My heart is breaking for my brother. Even as we are brethren, I am having a hard time. He is in a lot of pain. Of course, it is only three days post op. I am having a hard time with getting him to understand that God is still with him. He said where is he? I am in so much pain. I said he is in your heart, for him to pray. I was holding his hand and he dropped it. He is again doubting he is saved. I told him again about all the Lord has done through him. It is gonna be a while or maybe not without pain. I have no answer. I am now with unbelievers who cannot understand me at all. My sister had to go back home to work.
I get upset with my mom who is eighty-one. She freaks and she is hard to keep calm. Then I am not calm. I just took a pill. I have such anxiety from the whole day. Lord, please Lord if it be your will, help me and my brother and family. Please, give me the words to say to my brother. There is no one else but, me right now. My Pastor does not live here. My brother never found a church here he felt preached your true word. We both cannot sit and hear false doctrines. We don’t like wishy-washy. We like firm and stern. Your true word is that. I got introduced to the chaplain there and he did not want her to come in. I am sorry but, I was glad she didn’t.

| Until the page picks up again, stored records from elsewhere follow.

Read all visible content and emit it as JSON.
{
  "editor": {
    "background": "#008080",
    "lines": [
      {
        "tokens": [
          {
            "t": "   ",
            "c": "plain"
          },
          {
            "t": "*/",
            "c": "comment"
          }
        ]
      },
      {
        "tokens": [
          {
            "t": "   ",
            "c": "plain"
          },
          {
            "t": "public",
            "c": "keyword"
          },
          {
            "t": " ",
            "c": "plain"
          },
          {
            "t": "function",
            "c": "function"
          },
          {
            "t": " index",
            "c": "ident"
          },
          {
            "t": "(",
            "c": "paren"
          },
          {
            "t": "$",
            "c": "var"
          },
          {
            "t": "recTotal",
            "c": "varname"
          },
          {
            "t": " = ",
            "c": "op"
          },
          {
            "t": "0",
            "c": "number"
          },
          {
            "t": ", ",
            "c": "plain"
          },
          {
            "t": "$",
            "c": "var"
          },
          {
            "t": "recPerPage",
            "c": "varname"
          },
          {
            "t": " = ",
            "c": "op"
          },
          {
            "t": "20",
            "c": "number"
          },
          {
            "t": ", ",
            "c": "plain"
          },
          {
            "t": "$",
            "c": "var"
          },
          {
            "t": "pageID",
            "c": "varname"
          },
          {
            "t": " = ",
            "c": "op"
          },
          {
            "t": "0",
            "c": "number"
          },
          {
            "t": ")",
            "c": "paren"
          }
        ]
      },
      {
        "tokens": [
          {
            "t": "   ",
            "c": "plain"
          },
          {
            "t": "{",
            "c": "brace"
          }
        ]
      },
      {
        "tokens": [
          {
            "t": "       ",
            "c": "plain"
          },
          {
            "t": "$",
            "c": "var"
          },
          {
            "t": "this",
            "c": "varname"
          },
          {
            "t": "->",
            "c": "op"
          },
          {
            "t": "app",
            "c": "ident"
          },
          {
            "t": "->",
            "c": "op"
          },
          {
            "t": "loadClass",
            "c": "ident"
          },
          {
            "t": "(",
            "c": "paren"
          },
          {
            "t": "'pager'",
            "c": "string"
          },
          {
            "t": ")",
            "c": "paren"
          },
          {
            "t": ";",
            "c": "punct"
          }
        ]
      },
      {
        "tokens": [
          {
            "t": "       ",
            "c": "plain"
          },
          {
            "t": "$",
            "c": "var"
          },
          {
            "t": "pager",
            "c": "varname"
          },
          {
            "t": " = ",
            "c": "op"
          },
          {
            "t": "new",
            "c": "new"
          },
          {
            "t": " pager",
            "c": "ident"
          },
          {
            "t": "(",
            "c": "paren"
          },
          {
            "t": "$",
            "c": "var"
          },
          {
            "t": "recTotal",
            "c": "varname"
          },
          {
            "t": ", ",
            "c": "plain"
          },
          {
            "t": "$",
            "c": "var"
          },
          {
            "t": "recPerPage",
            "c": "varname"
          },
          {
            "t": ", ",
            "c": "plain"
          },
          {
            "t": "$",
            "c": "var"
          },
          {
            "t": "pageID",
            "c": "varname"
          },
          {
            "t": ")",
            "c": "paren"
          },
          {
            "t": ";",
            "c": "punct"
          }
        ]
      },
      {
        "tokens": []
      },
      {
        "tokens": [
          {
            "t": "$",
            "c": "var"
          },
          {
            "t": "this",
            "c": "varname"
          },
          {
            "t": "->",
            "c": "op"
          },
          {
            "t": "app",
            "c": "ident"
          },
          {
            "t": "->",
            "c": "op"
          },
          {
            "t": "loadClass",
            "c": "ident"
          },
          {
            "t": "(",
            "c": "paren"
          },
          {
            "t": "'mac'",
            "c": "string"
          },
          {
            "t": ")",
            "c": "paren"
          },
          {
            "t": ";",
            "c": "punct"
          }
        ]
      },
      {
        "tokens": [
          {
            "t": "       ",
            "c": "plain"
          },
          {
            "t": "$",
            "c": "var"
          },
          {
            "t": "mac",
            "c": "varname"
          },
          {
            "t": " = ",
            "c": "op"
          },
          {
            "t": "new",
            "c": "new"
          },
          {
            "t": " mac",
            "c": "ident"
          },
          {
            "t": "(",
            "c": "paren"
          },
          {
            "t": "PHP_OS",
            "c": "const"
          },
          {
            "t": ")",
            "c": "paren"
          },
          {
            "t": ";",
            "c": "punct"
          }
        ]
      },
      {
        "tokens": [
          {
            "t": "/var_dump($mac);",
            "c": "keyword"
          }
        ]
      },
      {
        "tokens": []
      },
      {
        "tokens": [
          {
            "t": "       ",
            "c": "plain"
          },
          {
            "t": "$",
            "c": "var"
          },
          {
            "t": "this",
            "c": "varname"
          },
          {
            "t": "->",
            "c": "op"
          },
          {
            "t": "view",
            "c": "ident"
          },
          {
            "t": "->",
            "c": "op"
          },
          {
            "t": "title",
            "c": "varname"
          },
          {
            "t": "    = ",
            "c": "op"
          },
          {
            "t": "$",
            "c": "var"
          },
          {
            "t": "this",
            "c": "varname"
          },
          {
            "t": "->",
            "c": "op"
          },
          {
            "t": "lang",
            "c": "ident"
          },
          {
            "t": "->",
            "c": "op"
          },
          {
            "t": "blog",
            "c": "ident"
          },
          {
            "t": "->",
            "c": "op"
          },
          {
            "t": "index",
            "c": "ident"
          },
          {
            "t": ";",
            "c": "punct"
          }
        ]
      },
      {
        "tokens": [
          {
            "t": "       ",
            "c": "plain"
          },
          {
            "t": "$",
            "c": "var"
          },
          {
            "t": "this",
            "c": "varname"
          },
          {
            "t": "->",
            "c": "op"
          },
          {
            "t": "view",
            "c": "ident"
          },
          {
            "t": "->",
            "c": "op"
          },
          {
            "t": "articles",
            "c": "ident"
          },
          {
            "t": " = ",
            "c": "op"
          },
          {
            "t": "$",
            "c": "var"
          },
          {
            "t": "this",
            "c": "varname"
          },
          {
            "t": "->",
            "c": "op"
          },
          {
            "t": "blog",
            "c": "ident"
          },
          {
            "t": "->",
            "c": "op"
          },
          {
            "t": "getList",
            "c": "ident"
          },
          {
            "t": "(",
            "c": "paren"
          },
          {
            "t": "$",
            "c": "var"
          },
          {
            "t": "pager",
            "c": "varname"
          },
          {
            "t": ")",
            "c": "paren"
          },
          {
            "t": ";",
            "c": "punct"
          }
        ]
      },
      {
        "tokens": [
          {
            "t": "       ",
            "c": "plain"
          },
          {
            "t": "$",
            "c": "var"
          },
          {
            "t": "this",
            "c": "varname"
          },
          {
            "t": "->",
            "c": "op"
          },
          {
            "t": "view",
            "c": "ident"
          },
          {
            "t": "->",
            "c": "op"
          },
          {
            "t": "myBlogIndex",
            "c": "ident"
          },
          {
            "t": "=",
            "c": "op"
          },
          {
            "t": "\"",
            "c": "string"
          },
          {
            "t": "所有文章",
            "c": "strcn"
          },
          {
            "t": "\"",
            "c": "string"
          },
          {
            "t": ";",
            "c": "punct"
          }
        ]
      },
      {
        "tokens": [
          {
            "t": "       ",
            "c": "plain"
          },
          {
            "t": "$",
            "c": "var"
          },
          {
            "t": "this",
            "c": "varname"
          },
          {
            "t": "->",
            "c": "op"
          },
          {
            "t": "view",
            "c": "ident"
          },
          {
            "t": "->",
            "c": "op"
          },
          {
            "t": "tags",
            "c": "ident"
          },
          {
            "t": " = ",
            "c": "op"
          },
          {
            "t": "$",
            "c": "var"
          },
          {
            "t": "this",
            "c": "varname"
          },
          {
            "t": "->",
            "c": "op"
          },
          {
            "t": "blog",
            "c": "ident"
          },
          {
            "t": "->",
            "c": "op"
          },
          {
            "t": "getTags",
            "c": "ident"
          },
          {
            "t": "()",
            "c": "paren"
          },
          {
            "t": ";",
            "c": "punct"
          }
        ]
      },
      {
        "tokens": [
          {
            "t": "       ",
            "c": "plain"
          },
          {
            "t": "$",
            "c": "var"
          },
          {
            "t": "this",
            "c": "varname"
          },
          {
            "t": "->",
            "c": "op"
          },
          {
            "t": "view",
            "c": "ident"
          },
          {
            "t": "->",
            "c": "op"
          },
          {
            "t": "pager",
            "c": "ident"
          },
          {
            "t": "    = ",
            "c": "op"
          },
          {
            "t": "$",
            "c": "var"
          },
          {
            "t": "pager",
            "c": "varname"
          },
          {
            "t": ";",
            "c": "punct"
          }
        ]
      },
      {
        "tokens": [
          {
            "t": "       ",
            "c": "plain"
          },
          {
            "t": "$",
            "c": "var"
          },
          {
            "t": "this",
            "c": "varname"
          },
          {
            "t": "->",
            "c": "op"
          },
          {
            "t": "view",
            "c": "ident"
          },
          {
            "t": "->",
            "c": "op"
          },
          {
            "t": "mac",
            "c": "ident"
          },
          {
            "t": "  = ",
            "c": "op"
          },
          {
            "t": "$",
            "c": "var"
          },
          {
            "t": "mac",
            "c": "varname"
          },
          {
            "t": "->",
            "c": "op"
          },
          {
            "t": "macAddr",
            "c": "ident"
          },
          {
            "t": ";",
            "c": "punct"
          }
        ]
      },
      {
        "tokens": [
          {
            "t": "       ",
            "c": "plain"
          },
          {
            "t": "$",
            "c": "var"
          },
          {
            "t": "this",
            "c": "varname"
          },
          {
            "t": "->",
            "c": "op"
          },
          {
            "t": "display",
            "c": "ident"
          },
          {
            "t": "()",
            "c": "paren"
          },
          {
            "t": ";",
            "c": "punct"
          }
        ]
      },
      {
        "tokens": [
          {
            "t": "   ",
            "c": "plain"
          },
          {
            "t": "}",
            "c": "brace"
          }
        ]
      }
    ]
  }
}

I just want to be a comfort to my brother. I am going to have to leave and come back. I don’t want to. I have to take mom home. Then my other brother will stay. It is going to be mostly on him until he can take care of himself. I would not be able to do that myself right now or when he first comes home.
What do you say to make it better? Are there any words? We were in a hotel for three nights. So maybe tonight I will cry and pour my heart out some more. Tomorrow mom is staying here at my brother’s house. It will be me and my other brother at the hospital. She has been here since New year’s day. It wasn’t really bad until the surgery. She needs a good break. I don’t want to leave here. I don’t want my brother dealing with it all either. So I am taking her home and coming back. She will be better help away than here and she will protest. Please, Lord, your will, will be done. I have only you to go to as I always know. In Christ’s name I pray.